Light speed

UK team develops ultra-fast laser capable of delivering data rates needed for the next decade.

An ultra-fast laser built in the

UK

has clocked up a data transmission rate of 1.36 terabits per second, in a breakthrough that could lead to a huge increase in the speed of broadband connections to homes and businesses.

The laser, which has been developed as part of the ultra-fast photonics collaboration project, is the forerunner of network technology that is expected to be widely available in 10 years’ time.

It was built by researchers at St Andrews University. Dr Tom Brown, a member of the St Andrews computer sciences team, said: ‘We have had to deliver a femtosecond laser with a pulse rate that was four times more than anything delivered previously. We believe it’s the highest repetition rate of any sub-100 femtosecond laser.’

The researchers argue that such devices will reach speeds of up to 100 terabits per second when ultrafast photonics technology matures. The maximum speed of existing digital subscriber line (DSL) networks is 100Gbits per second.

Targets set by governments around the world to boost broadband speeds will only be met by such ultra-fast photonic networks. The Japanese government, for example, recently set a target of achieving a rate of 1Gbit per second to every Japanese home by 2010.

According to the researchers, the average Japanese town will need to be supplied with 10–100 terabits/sec of data to meet this ambitious target.

Rather than bring applications to the lab to test the laser’s speed, the laser has been made sufficiently portable to be transported anywhere in the back of a car. Earlier femtosecond lasers have been heavy boxes of around 6ft x 3ft or heavier, while the new laser is the size of a shoebox.

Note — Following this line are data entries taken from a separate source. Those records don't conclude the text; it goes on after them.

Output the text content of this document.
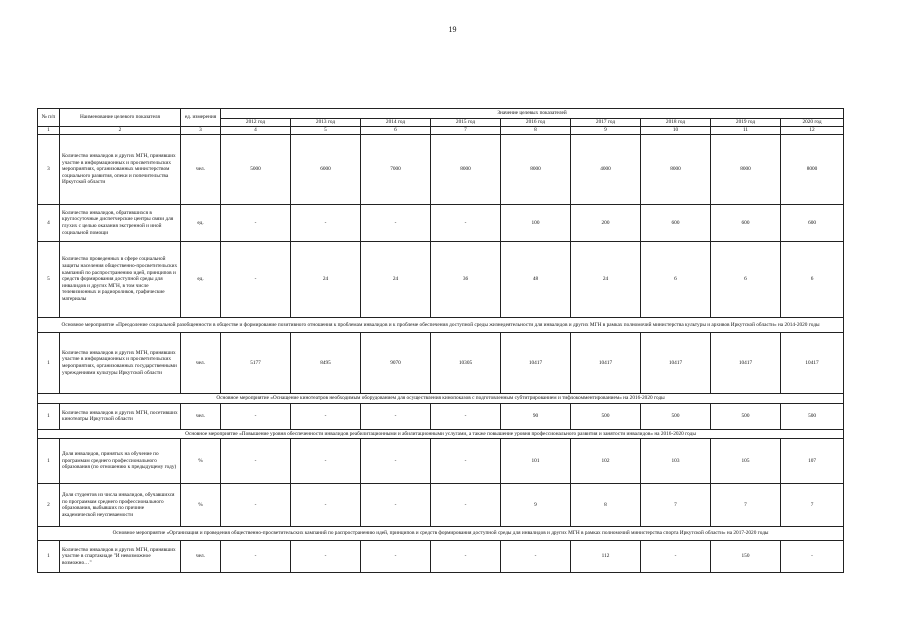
19
№ п/п	Наименование целевого показателя	ед. измерения	Значение целевых показателей								
			2012 год	2013 год	2014 год	2015 год	2016 год	2017 год	2018 год	2019 год	2020 год
1	2	3	4	5	6	7	8	9	10	11	12
3	Количество инвалидов и других МГН, принявших участие в информационных и просветительских мероприятиях, организованных министерством социального развития, опеки и попечительства Иркутской области	чел.	5000	6000	7000	8000	8000	4000	8000	8000	8000
4	Количество инвалидов, обратившихся в круглосуточные диспетчерские центры связи для глухих с целью оказания экстренной и иной социальной помощи	ед.	-	-	-	-	100	200	600	600	600
5	Количество проведенных в сфере социальной защиты населения общественно-просветительских кампаний по распространению идей, принципов и средств формирования доступной среды для инвалидов и других МГН, в том числе телевизионных и радиороликов, графические материалы	ед.	-	24	24	36	48	24	6	6	6
Основное мероприятие «Преодоление социальной разобщенности в обществе и формирование позитивного отношения к проблемам инвалидов и к проблеме обеспечения доступной среды жизнедеятельности для инвалидов и других МГН в рамках полномочий министерства культуры и архивов Иркутской области» на 2014-2020 годы											
1	Количество инвалидов и других МГН, принявших участие в информационных и просветительских мероприятиях, организованных государственными учреждениями культуры Иркутской области	чел.	5177	8495	9070	10305	10417	10417	10417	10417	10417
Основное мероприятие «Оснащение кинотеатров необходимым оборудованием для осуществления кинопоказов с подготовленным субтитрированием и тифлокомментированием» на 2016-2020 годы											
1	Количество инвалидов и других МГН, посетивших кинотеатры Иркутской области	чел.	-	-	-	-	90	500	500	500	500
Основное мероприятие «Повышение уровня обеспеченности инвалидов реабилитационными и абилитационными услугами, а также повышение уровня профессионального развития и занятости инвалидов» на 2016-2020 годы											
1	Доля инвалидов, принятых на обучение по программам среднего профессионального образования (по отношению к предыдущему году)	%	-	-	-	-	101	102	103	105	107
2	Доля студентов из числа инвалидов, обучавшихся по программам среднего профессионального образования, выбывших по причине академической неуспеваемости	%	-	-	-	-	9	8	7	7	7
Основное мероприятие «Организация и проведения общественно-просветительских кампаний по распространению идей, принципов и средств формирования доступной среды для инвалидов и других МГН в рамках полномочий министерства спорта Иркутской области» на 2017-2020 годы											
1	Количество инвалидов и других МГН, принявших участие в спартакиаде "И невозможное возможно…"	чел.	-	-	-	-	-	112	-	150	-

The next step for researchers will be to test the laser over a long distance by shining it down an optical fibre from St Andrews to the University of Essex.

Researchers at Essex are developing network technologies that use lasers to increase both download and upload speeds. Commercial partners, including Alcatel, Bookham Technology, Nortel Networks and Sharp Laboratories, are also assessing the laser for use in computer networks.

Researchers in other sections of the Interdisciplinary Research Collaboration (IRC) are developing the laser for use in different disciplines, said Brown. ‘We are doing a lot of work on laser-based medicine.’

The researchers can manipulate light using superprisms in far smaller spaces than previously possible. The best photonic crystal devices produced so far are just 30 micrometres in diameter.

The IRC will leave the development of commercial systems to the IT companies, said Brown. ‘We are not working on processors themselves here — we are working on the technologies underpinning those systems.

‘We can’t compete with Intel, but we can provide the underlying technology.’